Chicken Kebabs
Serves 8
These kebabs are packed full of flavour. For ease I've given instructions to cook them in the oven, but of course they would also be delicious cooked on the barbecue. The chicken can be left marinating for up to three days and the flavour only gets better, so you could get two days out of this recipe or you could freeze the chicken for another day.
prep 20 MINS + MARINATING
cook 1 HR
FREEZER FRIENDLY (CHICKEN)
- 150g natural yoghurt juice of 1 lemon
- 1 tbsp peanut butter
- 4 garlic cloves, peeled
- 5cm piece of fresh root ginger, peeled and roughly chopped
- 20g fresh coriander, plus extra to garnish
- 1 fresh green chilli 1 tsp ground cumin 1 tsp garam masala
- ½ tsp ground turmeric
- 16 boneless, skinless chicken thighs, cut into 4cm pieces
- 2 red peppers, cut into 4cm pieces
- 2 yellow peppers, cut into 4cm pieces
- 2 red onions, cut into 4cm pieces 2 tbsp rapeseed oil
- sea salt and freshly ground black pepper
TO SERVE
8 mini naan or flatbreads spiced mango chutney tzatziki
a handful of fresh mint leaves
Put the yoghurt into a mini blender or nutriBullet with the lemon juice, peanut butter, garlic, ginger, coriander, green chilli, cumin, garam masala and turmeric. Season generously and blitz to a smooth paste, then put the chicken in a bowl and stir in the yoghurt mixture until evenly coated. cover and marinate in the fridge for at least 4 hours, but up to three days is good – the longer, the better. the chicken can also be frozen at this stage.

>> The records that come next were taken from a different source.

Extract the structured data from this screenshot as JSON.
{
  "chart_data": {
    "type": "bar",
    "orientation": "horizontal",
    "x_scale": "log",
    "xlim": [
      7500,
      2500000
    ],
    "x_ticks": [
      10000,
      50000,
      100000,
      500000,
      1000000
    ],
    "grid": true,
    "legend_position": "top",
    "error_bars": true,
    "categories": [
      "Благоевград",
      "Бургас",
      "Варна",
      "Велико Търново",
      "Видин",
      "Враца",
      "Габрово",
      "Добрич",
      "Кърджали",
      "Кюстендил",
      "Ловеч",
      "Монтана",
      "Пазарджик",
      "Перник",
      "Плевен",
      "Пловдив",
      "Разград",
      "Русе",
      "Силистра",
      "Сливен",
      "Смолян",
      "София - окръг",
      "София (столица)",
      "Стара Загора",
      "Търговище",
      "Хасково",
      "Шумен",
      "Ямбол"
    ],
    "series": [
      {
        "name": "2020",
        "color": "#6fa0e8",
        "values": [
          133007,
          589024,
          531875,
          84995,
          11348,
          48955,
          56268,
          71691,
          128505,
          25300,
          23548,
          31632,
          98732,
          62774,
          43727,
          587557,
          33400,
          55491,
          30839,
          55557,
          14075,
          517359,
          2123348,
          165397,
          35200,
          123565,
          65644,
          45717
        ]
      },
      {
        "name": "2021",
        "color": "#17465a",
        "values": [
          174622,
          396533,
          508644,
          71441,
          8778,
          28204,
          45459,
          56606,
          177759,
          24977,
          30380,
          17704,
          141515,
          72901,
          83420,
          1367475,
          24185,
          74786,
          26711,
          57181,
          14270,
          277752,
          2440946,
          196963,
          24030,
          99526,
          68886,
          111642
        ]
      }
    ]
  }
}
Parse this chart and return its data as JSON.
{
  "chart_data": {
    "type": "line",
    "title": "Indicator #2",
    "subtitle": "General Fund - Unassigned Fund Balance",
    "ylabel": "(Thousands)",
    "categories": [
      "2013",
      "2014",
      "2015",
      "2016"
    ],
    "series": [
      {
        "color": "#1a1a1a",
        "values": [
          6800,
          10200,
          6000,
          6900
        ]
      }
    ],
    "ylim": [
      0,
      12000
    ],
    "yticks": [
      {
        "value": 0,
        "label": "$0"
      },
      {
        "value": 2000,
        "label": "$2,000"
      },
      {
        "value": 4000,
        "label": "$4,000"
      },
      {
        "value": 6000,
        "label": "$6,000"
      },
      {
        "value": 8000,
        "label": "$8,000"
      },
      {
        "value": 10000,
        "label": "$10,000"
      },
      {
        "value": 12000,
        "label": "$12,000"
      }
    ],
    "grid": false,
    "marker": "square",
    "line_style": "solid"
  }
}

Preheat the oven to 220°c (425°F/gas mark 7). Line the base of a roasting tin with parchment paper.
Put the peppers and onions in the lined roasting tin, then toss in the oil and season generously. roast for 25 minutes, until the vegetables are beginning to char around the edges.
thread the chicken onto 16 x 20cm soaked bamboo (or metal) skewers and arrange on a wire rack that will sit on top of the roasting tin that the vegetables are in. remove the vegetables from the oven and give them a good stir. Put the wire rack with the kebabs on top into the tin and return to the oven for 20 minutes, until the chicken is cooked through and tender and the vegetables are nicely charred but not burned. remove from the oven and leave to rest in a warm place.
Arrange the naan or flatbreads on baking sheets and cook in the oven for 5 minutes (or according to the packet instructions) to heat through.
to serve, arrange the chicken kebabs on plates with the naan or flatbreads and some roasted vegetables. Add dollops of mango chutney and tzatziki and garnish with coriander and mint leaves.
Spiced Chicken BLT Burgers
Makes 4
Do you struggle to find recipes that take very little time but the whole family will love? Look no further than these fully loaded chicken burgers. I’ve used some spicy pepper and herb seasoning from the Simply Better range in Dunnes Stores, but feel free to swap with whatever spice blend you have.
15 MINS
- 2 tbsp Dunnes Stores Simply Better Organic Spicy Pepper and Herb Seasoning
- 2 large chicken fillets 2 tbsp rapeseed oil
- 4 rindless smoked streaky bacon rashers (dry-cured if possible)
- 2 small ripe avocados
- 4 sourdough burger buns 2 tbsp mayonnaise
- 2 tsp Dijon mustard 2 tsp tomato ketchup
- 50g baby spinach leaves
- 2 plum tomatoes, thinly sliced 1 small red onion, thinly sliced
- sea salt and freshly ground black pepper
TO SERVE
thick-cut crisps (optional)
Preheat the grill to high.
Put the spicy pepper and herb seasoning in a shallow dish and season generously. Put the chicken on a chopping board and cut each fillet in half so that you have four thin fillets, then drizzle over half of the oil and toss to coat in the spice mixture. heat the remaining oil in a large non-stick frying pan and cook the chicken for 5–6 minutes, turning once. Stack them up on one side of the pan and fry the bacon for a few minutes, until cooked and tender. Snip each rasher into three pieces.
While the chicken is cooking, stone, peel and slice the avocados and toast the cut sides of the buns under the grill. Spread the buns with mayonnaise, then add a smear of mustard to the bottoms and ketchup to the tops. top with a handful of spinach and a few tomato slices, then arrange the chicken on top with the bacon, avocado and red onion. Press down lightly and arrange on plates with a small handful of crisps, if liked, to serve.